Viene poi semilavorata in loco e messa sul mercato, attraverso una rete commerciale, ben poco trasparente dice PAX, che, dopo numerosi passaggi, raggiunge il mercato internazionale. Il prodotto è ritenuto così importante che il governo ne ha detenuto il monopolio fino al 2009. Ora il mercato è liberalizzato.
La resina è esportata soprattutto verso i paesi dell’Unione Europea (più di 51mila tonnellate nel 2019, l’ultimo anno di cui si hanno dati certi), l’India (più di 13mila tonnellate) il Regno Unito (3,3mila tonnellate).
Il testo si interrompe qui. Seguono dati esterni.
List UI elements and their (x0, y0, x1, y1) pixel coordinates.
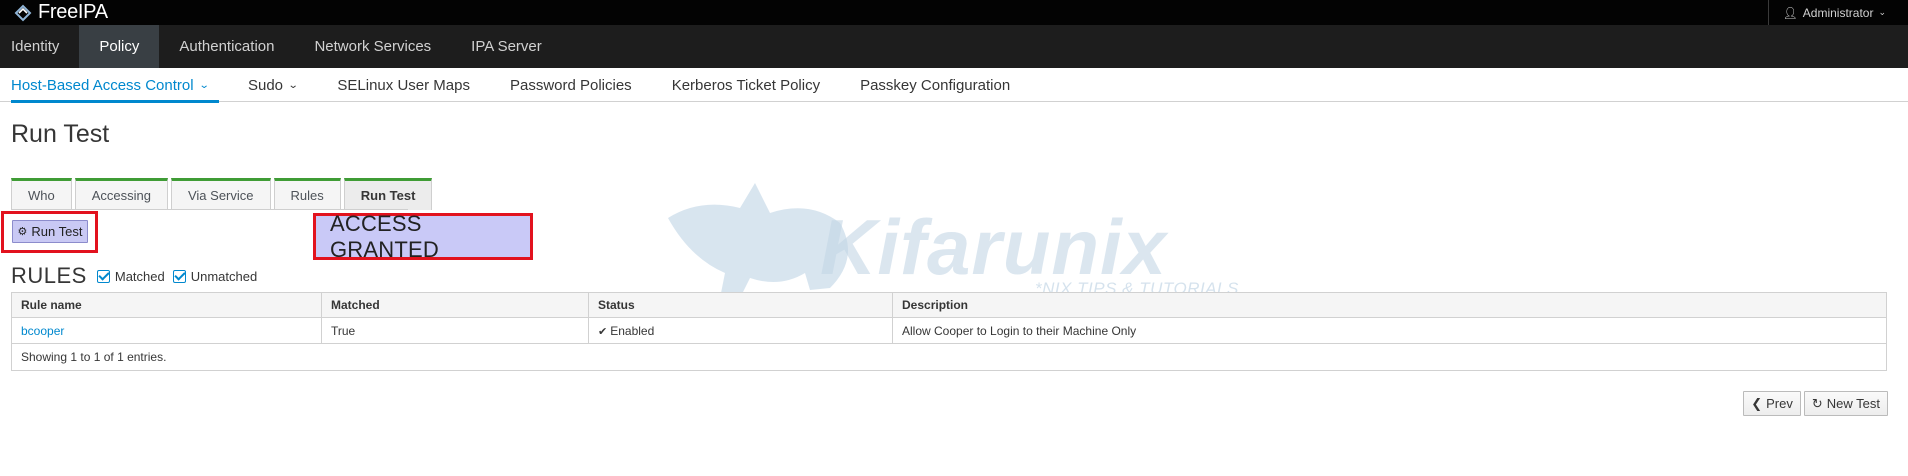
run-test-label: Run Test (31, 224, 83, 239)
matched-label: Matched (114, 268, 165, 284)
refresh-icon: ↻ (1811, 395, 1823, 411)
tab-rules[interactable]: Rules (273, 178, 341, 209)
prev-label: Prev (1766, 396, 1793, 411)
chevron-left-icon: ❮ (1751, 395, 1763, 411)
subnav-passkey[interactable]: Passkey Configuration (840, 68, 1030, 102)
prev-button[interactable]: ❮ Prev (1743, 391, 1801, 416)
brand[interactable]: FreeIPA (0, 0, 108, 25)
subnav-sudo[interactable]: Sudo ⌄ (228, 68, 317, 102)
gear-icon: ⚙ (17, 226, 28, 238)
brand-name: FreeIPA (38, 1, 108, 23)
rule-status: ✔ Enabled (588, 317, 893, 344)
matched-checkbox[interactable]: Matched (96, 268, 165, 284)
tab-who[interactable]: Who (11, 178, 72, 209)
table-summary: Showing 1 to 1 of 1 entries. (11, 343, 1887, 371)
rules-header: RULES Matched Unmatched (11, 263, 265, 289)
column-header-status[interactable]: Status (588, 292, 893, 318)
freeipa-logo-icon (14, 4, 32, 21)
run-test-button[interactable]: ⚙ Run Test (12, 220, 88, 243)
pager: ❮ Prev ↻ New Test (1743, 391, 1888, 416)
nav-authentication[interactable]: Authentication (159, 25, 294, 68)
table-row: bcooper True ✔ Enabled Allow Cooper to Lo… (11, 317, 1887, 344)
rule-description: Allow Cooper to Login to their Machine O… (892, 317, 1887, 344)
rules-table: Rule name Matched Status Description bco… (11, 292, 1887, 371)
unmatched-checkbox[interactable]: Unmatched (172, 268, 258, 284)
rules-title: RULES (11, 263, 87, 288)
user-menu[interactable]: 👤︎ Administrator ⌄ (1767, 0, 1908, 25)
new-test-label: New Test (1826, 396, 1880, 411)
column-header-rule-name[interactable]: Rule name (11, 292, 322, 318)
chevron-down-icon: ⌄ (287, 79, 299, 91)
subnav-hbac-label: Host-Based Access Control (11, 76, 194, 94)
checkbox-checked-icon (96, 269, 110, 283)
nav-policy[interactable]: Policy (79, 25, 160, 68)
subnav-hbac[interactable]: Host-Based Access Control ⌄ (0, 68, 228, 103)
new-test-button[interactable]: ↻ New Test (1803, 391, 1888, 416)
rule-name-link[interactable]: bcooper (11, 317, 322, 344)
facet-tabs: Who Accessing Via Service Rules Run Test (11, 178, 433, 210)
access-result: ACCESS GRANTED (313, 211, 533, 262)
subnav-password-policies[interactable]: Password Policies (490, 68, 652, 102)
tab-run-test[interactable]: Run Test (343, 178, 433, 210)
subnav-kerberos-policy[interactable]: Kerberos Ticket Policy (652, 68, 840, 102)
chevron-down-icon: ⌄ (198, 79, 210, 91)
subnav-selinux[interactable]: SELinux User Maps (317, 68, 490, 102)
page-title: Run Test (11, 120, 110, 148)
unmatched-label: Unmatched (190, 268, 258, 284)
table-header-row: Rule name Matched Status Description (11, 292, 1887, 318)
user-name: Administrator (1802, 5, 1874, 20)
tab-accessing[interactable]: Accessing (74, 178, 168, 209)
column-header-matched[interactable]: Matched (321, 292, 589, 318)
nav-network-services[interactable]: Network Services (294, 25, 451, 68)
rule-status-text: Enabled (610, 323, 655, 338)
user-icon: 👤︎ (1782, 5, 1798, 20)
secondary-nav: Host-Based Access Control ⌄ Sudo ⌄ SELin… (0, 68, 1908, 103)
tab-via-service[interactable]: Via Service (170, 178, 271, 209)
check-icon: ✔ (598, 325, 608, 338)
nav-ipa-server[interactable]: IPA Server (451, 25, 562, 68)
rule-matched: True (321, 317, 589, 344)
table-footer-row: Showing 1 to 1 of 1 entries. (11, 343, 1887, 371)
checkbox-checked-icon (172, 269, 186, 283)
subnav-sudo-label: Sudo (247, 76, 284, 94)
nav-identity[interactable]: Identity (0, 25, 79, 68)
masthead: FreeIPA 👤︎ Administrator ⌄ (0, 0, 1908, 25)
column-header-description[interactable]: Description (892, 292, 1887, 318)
chevron-down-icon: ⌄ (1878, 7, 1886, 17)
primary-nav: Identity Policy Authentication Network S… (0, 25, 1908, 68)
Ma anche negli Stati Uniti, che l’avevano esentata da un lungo embargo quando il Sudan era elencato come paese esportatore di terrorismo. Secondo stime di giornali economici come il Wall Street Journal (citato nel documento di PAX) prima della guerra avrebbe fornito 183 milioni di dollari al bilancio del paese.
Con l’inizio del conflitto il settore è stato segnato da razzie dei magazzini di stoccaggio e da danni gravissimi alle piantagioni. Secondo informazioni raccolte e testimoni sentiti dai ricercatori, i maggiori danni sono stati causati dai miliziani delle RSF che hanno messo a ferro e fuoco le regioni di produzione.
Tasse e contrabbando
Inoltre i miliziani impongono balzelli ai posti di blocco. Alcuni testimoni parlano di oltre 500 dollari per ogni camion che trasporta 20 tonnellate di prodotto; altri dicono di averne pagato anche 2.500.
Tutte circostanze confermate nel rapporto al Consiglio di sicurezza ONU, diffuso nell’aprile del 2025 sullo stato del paese. Il paragrafo dedicato al contrabbando della gomma arabica da parte delle RSF e dei suoi alleati si trova a pag. 17, nel capitolo dedicato alle loro forme di finanziamento.
La resina prodotta nelle regioni controllate dalle RSF è stata all’inizio contrabbandata in Ciad, Libia, Sud Sudan e in minor misura in altri paesi della regione. Dalla fine del 2024, dice il documento di PAX, era commerciata attraverso una rete ormai del tutto “istituzionalizzata” che raggiungeva gli hub della regione. Tra gli altri, crescente importanza avrebbe il porto di Mombasa, in Kenya.
I ricercatori di PAX hanno esaminato innumerevoli documenti sul suo commercio e affermano: “Presi tutti insieme, questi rapporti illustrano la trasformazione del commercio della gomma arabica sudanese da un settore di esportazione regolamentato a uno di una economia ombra militarizzata, che lo lega direttamente al conflitto”.
Ma gli importatori europei continuano ad approvvigionarsi in Sudan. Dati di Eurostat citati nel documento (pag.14) dicono che l’importazione europea e inglese è diminuita del 25% negli anni di guerra – da 66.700 tonnellate nel 2022 a 49.900 tonnellate nel 2024 – mentre il suo valore è aumentato – da 92,8 milioni di euro nel 2022 a 105,2 milioni di euro nel 2024 – per l’aumento dei prezzi.
Un fiume di denaro legato direttamente al conflitto. Teniamolo presente noi consumatori europei. I crimini perpetrati in Sudan insanguinano anche le nostre tavole e le nostre case.